Biomarkers.

Background: Limbic-predominant age-related TDP-43 encephalopathy (LATE) can underlie clinical presentations mimicking Alzheimer's disease (AD). Recent imaging-pathological studies have shown that LATE associates with a specific temporo-limbic FDG-PET signature that differs from the typical temporo-parietal pattern of hypometabolism in AD and may be of clinical utility for differential dementia diagnosis. Little is known about the temporal evolution of the respective hypometabolic patterns from early disease stages. We investigated the temporal evolution of LATE- and AD-specific hypometabolism patterns using longitudinal ante-mortem FDG-PET data from autopsy-confirmed cases.

Method: Serial ante-mortem FDG-PET scans acquired in an interval of -11 to 0 years before death (mean: -4.8±2.9 years; median of 3 scans/subject) were analysed from 30 autopsy-confirmed AD patients and 10 LATE patients enrolled in ADNI. FDG-PET images were spatially normalized to MNI space and standard uptake value ratios (pons reference) were calculated across 52 brain regions defined in the Harvard-Oxford atlas. Region-wise z-scores were calculated to quantify hypometabolism relative to a healthy elderly control group (N=179). Group-wise longitudinal metabolic decline of brain regions was calculated using linear mixed-effects models. Predicted z-scores were estimated in 2-year steps over a 10-year interval from the time of death and referenced to approximate onset of first memory problems. In addition, we evaluated the longitudinal evolution of the inferior-to-medial temporal ratio (IMTr) as a previously proposed differential diagnostic imaging marker.
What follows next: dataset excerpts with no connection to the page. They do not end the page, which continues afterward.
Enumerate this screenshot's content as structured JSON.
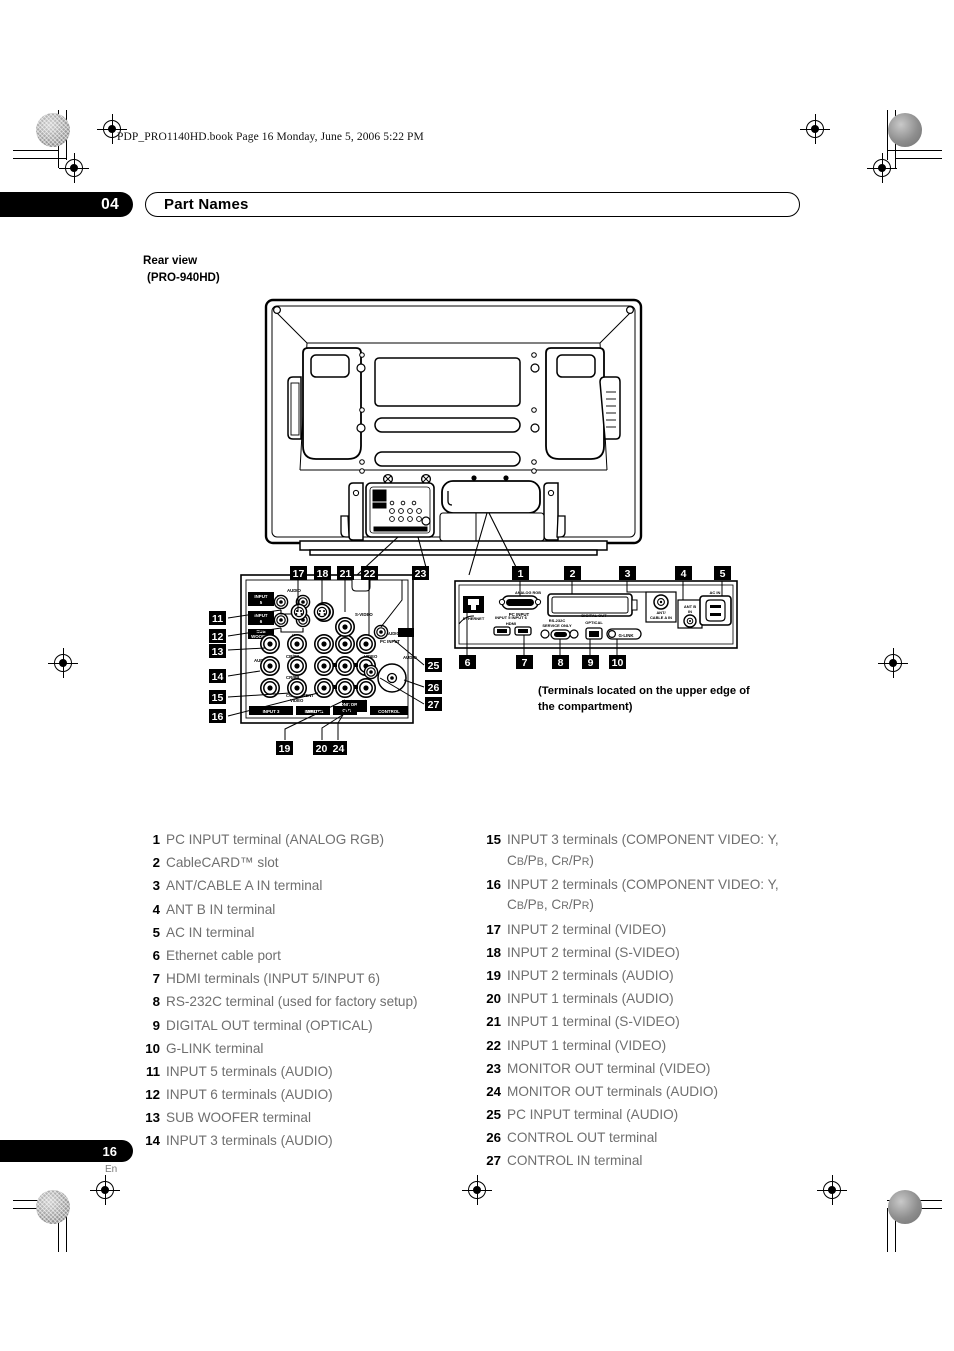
{
  "file_header": "PDP_PRO1140HD.book  Page 16  Monday, June 5, 2006  5:22 PM",
  "chapter": {
    "number": "04",
    "title": "Part Names"
  },
  "figure": {
    "caption_line1": "Rear view",
    "caption_line2": "(PRO-940HD)",
    "note": "(Terminals located on the upper edge of the compartment)",
    "upper_panel_labels": [
      "ANALOG RGB",
      "PC INPUT",
      "CableCARD",
      "ANT/CABLE A IN",
      "ANT B IN",
      "AC IN",
      "ETHERNET",
      "INPUT 5",
      "INPUT 6",
      "HDMI",
      "RS-232C",
      "DIGITAL OUT",
      "OPTICAL",
      "G-LINK"
    ],
    "lower_panel_labels": [
      "INPUT 5",
      "INPUT 6",
      "SUB WOOFER",
      "AUDIO",
      "COMPONENT VIDEO",
      "VIDEO",
      "S-VIDEO",
      "PC INPUT",
      "INPUT 3",
      "INPUT 2",
      "INPUT 1",
      "MONITOR OUT",
      "CONTROL",
      "IN",
      "OUT",
      "Y",
      "CB/PB",
      "CR/PR",
      "L",
      "R"
    ],
    "callouts_upper": [
      "1",
      "2",
      "3",
      "4",
      "5",
      "6",
      "7",
      "8",
      "9",
      "10"
    ],
    "callouts_lower_top": [
      "17",
      "18",
      "21",
      "22",
      "23"
    ],
    "callouts_lower_left": [
      "11",
      "12",
      "13",
      "14",
      "15",
      "16"
    ],
    "callouts_lower_bottom": [
      "19",
      "20",
      "24"
    ],
    "callouts_lower_right": [
      "25",
      "26",
      "27"
    ]
  },
  "references": {
    "left": [
      {
        "num": "1",
        "text": "PC INPUT terminal (ANALOG RGB)"
      },
      {
        "num": "2",
        "text": "CableCARD™ slot"
      },
      {
        "num": "3",
        "text": "ANT/CABLE A IN terminal"
      },
      {
        "num": "4",
        "text": "ANT B IN terminal"
      },
      {
        "num": "5",
        "text": "AC IN terminal"
      },
      {
        "num": "6",
        "text": "Ethernet cable port"
      },
      {
        "num": "7",
        "text": "HDMI terminals (INPUT 5/INPUT 6)"
      },
      {
        "num": "8",
        "text": "RS-232C terminal (used for factory setup)"
      },
      {
        "num": "9",
        "text": "DIGITAL OUT terminal (OPTICAL)"
      },
      {
        "num": "10",
        "text": "G-LINK terminal"
      },
      {
        "num": "11",
        "text": "INPUT 5 terminals (AUDIO)"
      },
      {
        "num": "12",
        "text": "INPUT 6 terminals (AUDIO)"
      },
      {
        "num": "13",
        "text": "SUB WOOFER terminal"
      },
      {
        "num": "14",
        "text": "INPUT 3 terminals (AUDIO)"
      }
    ],
    "right": [
      {
        "num": "15",
        "html": "INPUT 3 terminals (COMPONENT VIDEO: Y, C<sub>B</sub>/P<sub>B</sub>, C<sub>R</sub>/P<sub>R</sub>)"
      },
      {
        "num": "16",
        "html": "INPUT 2 terminals (COMPONENT VIDEO: Y, C<sub>B</sub>/P<sub>B</sub>, C<sub>R</sub>/P<sub>R</sub>)"
      },
      {
        "num": "17",
        "html": "INPUT 2 terminal (VIDEO)"
      },
      {
        "num": "18",
        "html": "INPUT 2 terminal (S-VIDEO)"
      },
      {
        "num": "19",
        "html": "INPUT 2 terminals (AUDIO)"
      },
      {
        "num": "20",
        "html": "INPUT 1 terminals (AUDIO)"
      },
      {
        "num": "21",
        "html": "INPUT 1 terminal (S-VIDEO)"
      },
      {
        "num": "22",
        "html": "INPUT 1 terminal (VIDEO)"
      },
      {
        "num": "23",
        "html": "MONITOR OUT terminal (VIDEO)"
      },
      {
        "num": "24",
        "html": "MONITOR OUT terminals (AUDIO)"
      },
      {
        "num": "25",
        "html": "PC INPUT terminal (AUDIO)"
      },
      {
        "num": "26",
        "html": "CONTROL OUT terminal"
      },
      {
        "num": "27",
        "html": "CONTROL IN terminal"
      }
    ]
  },
  "footer": {
    "page": "16",
    "language": "En"
  },
  "colors": {
    "ink": "#000000",
    "body_text": "#6f6f6f",
    "paper": "#ffffff"
  }
}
Result: In AD, first pronounced hypometabolism (z>1) was observed in the posterior cingulate cortex and precuneus, approximately 6 years before death (5.5±4.5 years after estimated symptom onset) and progressively affecting additional temporal and lateral parietal brain regions (Fig-1a). By contrast, first hypometabolism in LATE was observed in the hippocampus/parahippocampal cortex as early as 10 years before death, coinciding with the estimated onset of cognitive symptoms (0.1±3.3 years) and progressively including anterior temporal, subcallosal, and frontal brain regions (Fig-1b). Interestingly, the IMT ratio showed a constant difference between AD and LATE patients across the entire observation period, including earliest disease stages (t=3.04, p=0.005)(Figure 2).

Conclusion: LATE and AD show markedly different origins and temporal trajectories of regional brain hypometabolism, indicating that FDG-PET may differentiate between these pathologies even at early disease stages.